A Novel Procedure for Implementing a Turbo Decoder on a GPU with Coalesced Memory Access

Heungseop AHN  Seungwon CHOI  

IEICE TRANSACTIONS on Fundamentals of Electronics, Communications and Computer Sciences   Vol.E100-A   No.5   pp.1188-1196
Publication Date: 2017/05/01
Online ISSN: 1745-1337
DOI: 10.1587/transfun.E100.A.1188
Type of Manuscript: PAPER
Category: Communication Theory and Signals
GPU,  CUDA,  turbo decoder,  coalesced memory access,  SDR,  

Full Text: PDF>>
Buy this Article

The sub-blocking algorithm has been known as a core component in implementing a turbo decoder using a Graphic Processing Unit (GPU) to use as many cores in the GPU as possible for parallel processing. However, even though the sub-blocking algorithm allows a large number of threads in a given GPU to be adopted for processing a large number of sub-blocks in parallel, each thread must access the global memory with strided addresses, which results in uncoalesced memory access.
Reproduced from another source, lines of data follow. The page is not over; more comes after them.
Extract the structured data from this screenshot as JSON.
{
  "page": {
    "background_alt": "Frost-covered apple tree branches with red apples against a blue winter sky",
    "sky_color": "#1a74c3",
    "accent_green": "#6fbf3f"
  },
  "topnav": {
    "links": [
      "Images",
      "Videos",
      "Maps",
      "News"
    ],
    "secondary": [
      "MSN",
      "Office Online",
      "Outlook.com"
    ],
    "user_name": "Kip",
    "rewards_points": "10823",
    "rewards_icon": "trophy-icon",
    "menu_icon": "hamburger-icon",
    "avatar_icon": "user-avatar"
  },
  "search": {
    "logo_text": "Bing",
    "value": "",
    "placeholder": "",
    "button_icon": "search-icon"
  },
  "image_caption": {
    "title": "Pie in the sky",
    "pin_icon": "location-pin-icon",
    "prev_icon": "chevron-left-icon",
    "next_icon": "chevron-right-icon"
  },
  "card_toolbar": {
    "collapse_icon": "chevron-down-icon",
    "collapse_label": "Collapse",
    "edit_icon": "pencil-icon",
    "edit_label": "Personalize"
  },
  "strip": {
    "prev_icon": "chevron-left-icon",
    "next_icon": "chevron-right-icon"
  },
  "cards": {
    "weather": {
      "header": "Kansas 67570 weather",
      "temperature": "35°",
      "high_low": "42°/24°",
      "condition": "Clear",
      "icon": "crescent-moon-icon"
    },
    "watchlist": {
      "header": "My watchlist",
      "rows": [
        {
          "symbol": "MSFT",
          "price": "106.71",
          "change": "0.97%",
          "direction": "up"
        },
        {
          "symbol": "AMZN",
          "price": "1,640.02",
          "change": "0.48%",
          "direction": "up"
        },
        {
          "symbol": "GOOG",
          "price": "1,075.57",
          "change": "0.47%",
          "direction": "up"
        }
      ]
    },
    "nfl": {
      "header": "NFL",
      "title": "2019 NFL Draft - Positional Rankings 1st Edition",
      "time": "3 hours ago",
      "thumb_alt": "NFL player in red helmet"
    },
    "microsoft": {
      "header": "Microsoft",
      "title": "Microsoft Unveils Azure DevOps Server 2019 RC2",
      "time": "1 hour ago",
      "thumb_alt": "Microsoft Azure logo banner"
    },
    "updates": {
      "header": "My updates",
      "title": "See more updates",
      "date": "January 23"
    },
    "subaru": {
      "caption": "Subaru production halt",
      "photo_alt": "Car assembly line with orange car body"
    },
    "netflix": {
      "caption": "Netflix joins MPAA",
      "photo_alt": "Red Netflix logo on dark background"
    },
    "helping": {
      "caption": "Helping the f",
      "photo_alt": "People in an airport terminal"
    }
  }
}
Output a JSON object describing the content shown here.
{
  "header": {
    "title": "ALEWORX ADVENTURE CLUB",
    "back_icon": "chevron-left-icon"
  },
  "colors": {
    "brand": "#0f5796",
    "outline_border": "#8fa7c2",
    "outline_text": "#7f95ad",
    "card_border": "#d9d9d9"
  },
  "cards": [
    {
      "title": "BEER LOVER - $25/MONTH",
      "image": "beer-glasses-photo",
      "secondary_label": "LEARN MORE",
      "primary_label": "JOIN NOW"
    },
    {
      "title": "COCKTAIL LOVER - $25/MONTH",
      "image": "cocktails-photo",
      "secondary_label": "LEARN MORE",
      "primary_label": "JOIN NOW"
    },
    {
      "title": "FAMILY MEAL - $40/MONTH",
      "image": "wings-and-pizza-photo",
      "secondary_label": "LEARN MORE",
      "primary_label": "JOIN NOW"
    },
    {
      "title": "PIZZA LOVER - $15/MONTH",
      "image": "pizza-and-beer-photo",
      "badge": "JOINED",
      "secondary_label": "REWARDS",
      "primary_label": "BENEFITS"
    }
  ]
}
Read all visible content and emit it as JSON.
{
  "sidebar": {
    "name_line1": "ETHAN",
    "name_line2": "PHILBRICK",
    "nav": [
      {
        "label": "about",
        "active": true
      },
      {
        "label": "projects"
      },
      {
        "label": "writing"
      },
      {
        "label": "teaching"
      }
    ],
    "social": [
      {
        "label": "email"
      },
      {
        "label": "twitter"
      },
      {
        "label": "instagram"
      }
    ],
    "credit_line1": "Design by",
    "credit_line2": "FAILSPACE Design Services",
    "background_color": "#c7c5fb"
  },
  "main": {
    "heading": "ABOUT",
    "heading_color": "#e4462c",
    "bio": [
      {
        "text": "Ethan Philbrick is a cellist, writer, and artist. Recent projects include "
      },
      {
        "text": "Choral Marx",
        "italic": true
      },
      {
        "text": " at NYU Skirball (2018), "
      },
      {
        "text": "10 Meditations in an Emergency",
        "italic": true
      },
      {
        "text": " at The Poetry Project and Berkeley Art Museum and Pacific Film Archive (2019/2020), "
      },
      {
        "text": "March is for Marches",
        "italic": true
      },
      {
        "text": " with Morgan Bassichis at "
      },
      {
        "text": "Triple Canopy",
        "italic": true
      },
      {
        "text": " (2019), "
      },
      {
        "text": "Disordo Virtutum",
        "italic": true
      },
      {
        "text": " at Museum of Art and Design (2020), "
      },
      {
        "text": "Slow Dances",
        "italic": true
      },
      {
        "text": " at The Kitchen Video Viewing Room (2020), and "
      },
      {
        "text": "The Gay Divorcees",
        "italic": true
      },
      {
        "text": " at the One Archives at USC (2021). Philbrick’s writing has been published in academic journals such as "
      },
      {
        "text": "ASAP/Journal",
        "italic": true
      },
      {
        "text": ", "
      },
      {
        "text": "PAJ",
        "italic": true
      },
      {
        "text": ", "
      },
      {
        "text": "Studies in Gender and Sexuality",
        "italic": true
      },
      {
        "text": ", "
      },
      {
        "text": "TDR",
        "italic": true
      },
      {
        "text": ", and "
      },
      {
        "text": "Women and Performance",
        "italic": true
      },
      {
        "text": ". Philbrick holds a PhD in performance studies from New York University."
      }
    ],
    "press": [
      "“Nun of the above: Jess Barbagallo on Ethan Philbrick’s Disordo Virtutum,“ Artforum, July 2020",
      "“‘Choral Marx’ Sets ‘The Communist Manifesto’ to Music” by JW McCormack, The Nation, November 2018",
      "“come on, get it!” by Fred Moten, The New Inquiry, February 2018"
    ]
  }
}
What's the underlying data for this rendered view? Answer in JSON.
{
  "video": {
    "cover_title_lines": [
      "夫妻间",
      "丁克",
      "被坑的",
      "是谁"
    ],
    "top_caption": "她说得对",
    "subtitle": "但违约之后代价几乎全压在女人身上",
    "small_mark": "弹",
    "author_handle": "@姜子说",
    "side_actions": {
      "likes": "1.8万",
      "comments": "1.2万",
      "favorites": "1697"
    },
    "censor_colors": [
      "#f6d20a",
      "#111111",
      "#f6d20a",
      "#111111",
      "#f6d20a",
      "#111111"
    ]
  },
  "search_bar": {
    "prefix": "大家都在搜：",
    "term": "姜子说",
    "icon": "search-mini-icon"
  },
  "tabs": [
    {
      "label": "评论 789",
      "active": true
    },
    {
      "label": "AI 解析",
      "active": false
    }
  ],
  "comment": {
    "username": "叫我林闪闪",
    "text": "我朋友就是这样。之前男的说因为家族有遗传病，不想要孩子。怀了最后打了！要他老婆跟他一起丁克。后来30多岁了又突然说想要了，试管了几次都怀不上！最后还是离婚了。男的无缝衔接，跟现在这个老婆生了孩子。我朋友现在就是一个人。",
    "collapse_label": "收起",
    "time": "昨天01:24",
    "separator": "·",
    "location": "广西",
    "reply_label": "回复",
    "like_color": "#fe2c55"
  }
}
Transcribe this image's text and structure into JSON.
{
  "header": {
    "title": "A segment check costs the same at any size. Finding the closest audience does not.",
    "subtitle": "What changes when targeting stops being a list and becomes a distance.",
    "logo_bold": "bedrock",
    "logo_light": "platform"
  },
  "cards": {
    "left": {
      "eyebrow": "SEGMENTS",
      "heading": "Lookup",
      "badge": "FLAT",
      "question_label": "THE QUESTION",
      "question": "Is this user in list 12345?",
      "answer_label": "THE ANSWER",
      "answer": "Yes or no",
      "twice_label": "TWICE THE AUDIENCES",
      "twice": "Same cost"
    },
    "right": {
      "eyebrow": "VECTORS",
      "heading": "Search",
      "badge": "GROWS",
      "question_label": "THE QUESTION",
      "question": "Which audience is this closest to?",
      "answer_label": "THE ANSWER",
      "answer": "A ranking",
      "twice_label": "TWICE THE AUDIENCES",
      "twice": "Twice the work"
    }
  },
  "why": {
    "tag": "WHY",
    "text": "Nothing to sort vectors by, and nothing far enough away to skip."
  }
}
Because uncoalesced memory access causes a lot of unnecessary memory transactions, the memory bandwidth efficiency drops significantly, possibly as low as 1/8 in the case of an Long Term Evolution (LTE) turbo decoder, depending upon the compute capability of a GPU. In this paper, we present a novel method for converting uncoalesced memory access into coalesced access in a way that completely recovers the memory bandwidth efficiency to 100% without additional overhead. Our experimental tests, performed with NVIDIA's Geforce GTX 780 Ti GPU, show that the proposed method can enhance the throughput by nearly 30% compared with a conventional turbo decoder that suffers from uncoalesced memory access. Throughput provided by the proposed method has been observed to be 51.4Mbps when the number of iterations and that of sub-blocks are set to 6 and 32, respectively, in our experimental tests, which far exceeds the performance of previous works implemented the Max-Log-MAP algorithm.